Criminal proceedings have been instituted over the accident under Article 263, Part 3 of the RF Criminal Code (violation of rules of safety and operation of maritime transport, resulting in the death of two or more persons). The investigation is underway.

Kolskaya was a jack-up rig operating in the Russian Far East. It was built by Rauma-Repola in Finland in 1985 and was owned by AMNGR, a subsidiary of Zarubezhneft. Kolskaya was an independent leg cantilever type jack-up rig. It was 69 metres (226 ft) long and 80 metres (260 ft) wide, and could accommodate up to 102 people. Its rated water depth for operations was 328 feet (100 m). Its drilling depth was 21,325 feet (6,500 m).
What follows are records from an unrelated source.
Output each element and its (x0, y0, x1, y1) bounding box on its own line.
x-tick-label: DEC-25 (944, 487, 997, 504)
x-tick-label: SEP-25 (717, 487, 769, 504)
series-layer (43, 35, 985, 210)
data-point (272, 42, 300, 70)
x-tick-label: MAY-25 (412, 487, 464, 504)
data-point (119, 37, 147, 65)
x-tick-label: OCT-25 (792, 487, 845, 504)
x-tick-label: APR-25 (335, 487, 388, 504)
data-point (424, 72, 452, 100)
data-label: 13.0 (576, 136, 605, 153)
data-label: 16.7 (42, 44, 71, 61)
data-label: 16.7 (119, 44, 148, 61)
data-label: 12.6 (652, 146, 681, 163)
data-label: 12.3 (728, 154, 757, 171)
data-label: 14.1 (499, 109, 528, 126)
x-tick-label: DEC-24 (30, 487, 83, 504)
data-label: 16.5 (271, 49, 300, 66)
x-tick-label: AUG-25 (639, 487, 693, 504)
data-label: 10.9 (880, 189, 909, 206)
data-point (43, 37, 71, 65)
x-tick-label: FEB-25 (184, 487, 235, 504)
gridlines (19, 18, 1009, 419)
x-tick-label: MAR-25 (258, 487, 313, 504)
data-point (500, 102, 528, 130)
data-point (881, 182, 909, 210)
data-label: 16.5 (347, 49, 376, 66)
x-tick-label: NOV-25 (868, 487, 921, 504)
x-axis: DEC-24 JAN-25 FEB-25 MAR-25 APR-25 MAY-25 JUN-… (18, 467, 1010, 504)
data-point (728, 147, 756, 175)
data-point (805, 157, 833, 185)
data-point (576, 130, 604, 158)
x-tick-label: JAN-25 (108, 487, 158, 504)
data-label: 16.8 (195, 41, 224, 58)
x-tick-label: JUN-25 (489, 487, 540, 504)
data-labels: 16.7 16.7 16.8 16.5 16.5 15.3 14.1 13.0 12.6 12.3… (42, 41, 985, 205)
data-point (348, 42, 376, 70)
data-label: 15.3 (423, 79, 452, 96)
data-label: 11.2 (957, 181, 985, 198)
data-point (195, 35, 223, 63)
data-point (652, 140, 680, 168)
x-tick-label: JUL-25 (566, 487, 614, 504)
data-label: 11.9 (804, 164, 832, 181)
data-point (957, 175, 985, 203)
On December 18, 2011 the rig, which was under tow during a fierce storm, capsized and sank in the Sea of Okhotsk. It was being towed by the icebreaker Magadan and the tugboat Neftegaz-55 having just completed an exploration well for Gazprom off the Kamchatka Peninsula. The incident happened some 200 kilometres (120 mi) off the coast of Sakhalin island, in waters more than 1000 metres deep. A search and rescue effort began as soon as the rig sunk and was halted five days later on December 22. Of the 67 people known to have been aboard Kolskaya, 14 have been rescued and 36 more are listed as missing. Only 17 bodies have been recovered. With 53 declared missing or dead, it is the largest number of casualties in an accident the Russian oil sector has ever experienced.